The Best Advice
Today marks 7 months since I said yes to forever with my beloved. It’s been 2 years since Nelson asked me to pray about pursuing a relationship with him. And 19 months since we gained our parents' and ministry leader's approval to begin officially dating, with the intent of future marriage.
I now see clearly what I didn’t see at the start of this journey. Destruction was inevitable if we followed the council of this world. The wisdom of the age ruins every possibility of a true, enduring love story. We see that all around us.
Popular advice goes something like this...
Sometimes It’s ok to be selfish, to place your needs first, to stand firm on something. Relationships work when you both give 90%.
Dr. Gail Saltz, Clinical Professor of Psychiatry and Bestselling Author
If someone begins treating you badly (after a commitment), you can’t change them but you can choose not to accept it. Instead of feeling like a victim of circumstance be empowered to reject bad treatment and choose a different person.
Dr. Wendy Walsh, Relationship Expert
True love happens accidentally in a heartbeat, a single flash, a throbbing moment.
Sarah Dessen (emphasis mine)
Does true love really happen accidentally in a moment of high emotion? Does staying together depend on compatibility and choosing the right one? Do I have the right to put my needs first and demand my way sometimes? If things start to get hard should I choose a different person?
The fact that communication doesn’t come naturally made for a rough start. All relationships require work and love isn’t warm and fuzzy all the time. Learning to love someone well is much the same as learning a foreign language, it requires constant effort (doing both simultaneously is a whole new level of interesting!).
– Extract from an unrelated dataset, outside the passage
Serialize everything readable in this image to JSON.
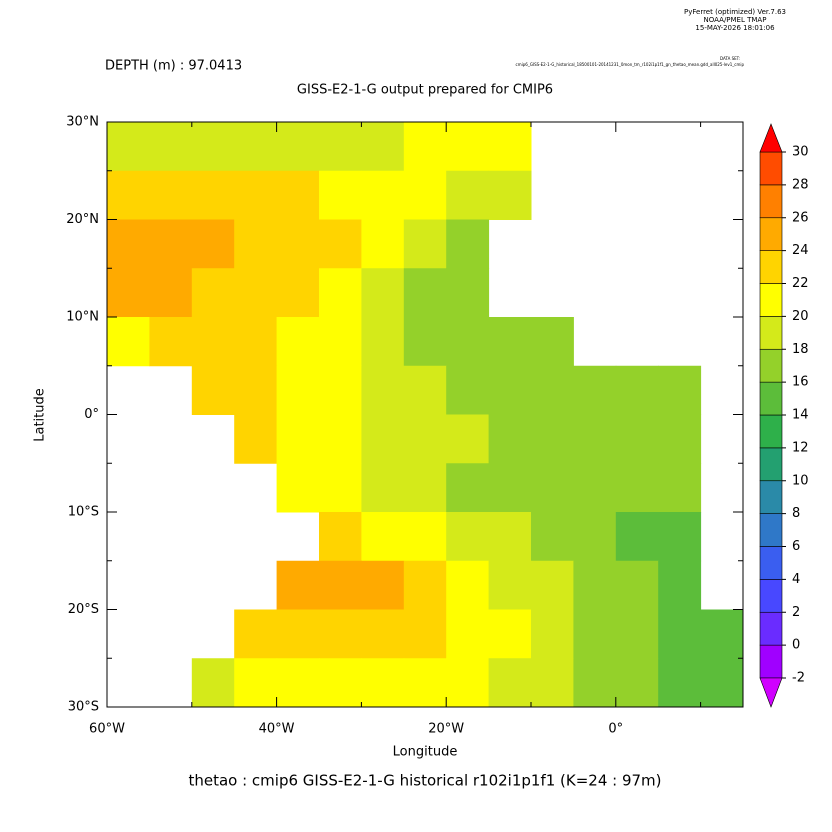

Over a late night phone conversation in Haiti, I shared my discouragement and anxiety at seeing and hearing cross cultural marriages fall apart, advice I’d received to reconsider what I was getting myself into, and the troubles we’d been having leading to frequent conflict. Nelson, in his matter of fact-straighten up tone of voice said “Stop worrying about what everyone else says. We are not them, they are not us. I love you. I know God put us together. It is up to Him to make our love last a lifetime and He’ll do it if we ask Him.”
From then on I cut off the channels where all the negativity was coming from and began searching the scriptures determined to work through all the cultural roadblocks and tension points together. It must have been two weeks that I would lay in bed at night putting off all distractions to read and pray for hours.
Finally I found it, the greatest advice that would transform our relationship right there in the word of God, it is simple but powerful.
Be completely humble and gentle; be patient, forbearing with one another in love.
Ephesians 4:2
- Humility -- having a humble opinion of oneself, a deep sense of one's littleness. (Philippians 2:3; Colossians 3:12)
- Gentleness -- of mild disposition, gentle of spirit, mildness. (Galatians 6:1; 1 Timothy 6:11; Titus 3:2)
- Patience -- endurance, consistency, steadfast, longsuffering, slowness in avening wrongs. (1 Timothy 1:16; 2 Timothy 3:10; Hebrews 6:12)
- Forbearing in love -- to refrain from the impulse to do (or say) something negative, out of love. (Proverbs 25:15; Colossians 3:13)
There was no incompatibility or finding “the one” nonsense. No pat on the back, it’s ok to be selfish, and honey you deserve better than this man who dares to be imperfect! I found nothing about the need for matching personalities or similar hobbies. I didn’t read of my right to be completely understood. What I found is that love is a choice. Love takes great humility. Love takes endurance, and that is the greatest relationship advice out there.
How sweet our relationship has become as I have focused on these traits. As we have prayed together and trusted the Lord to lead us. As we have tuned out the voices of the world that say we are incompatible and we can never meet each other's needs. It’s not easy. Humility is hard work! Anyone who says that love comes naturally and without effort, is a liar.
True love doesn’t just happen in a single throbbing moment when you find your "soulmate." Sometimes love forms in unlikely places. Always between two imperfect beings. By God’s grace I choose to love Nelson everyday and he chooses to love me.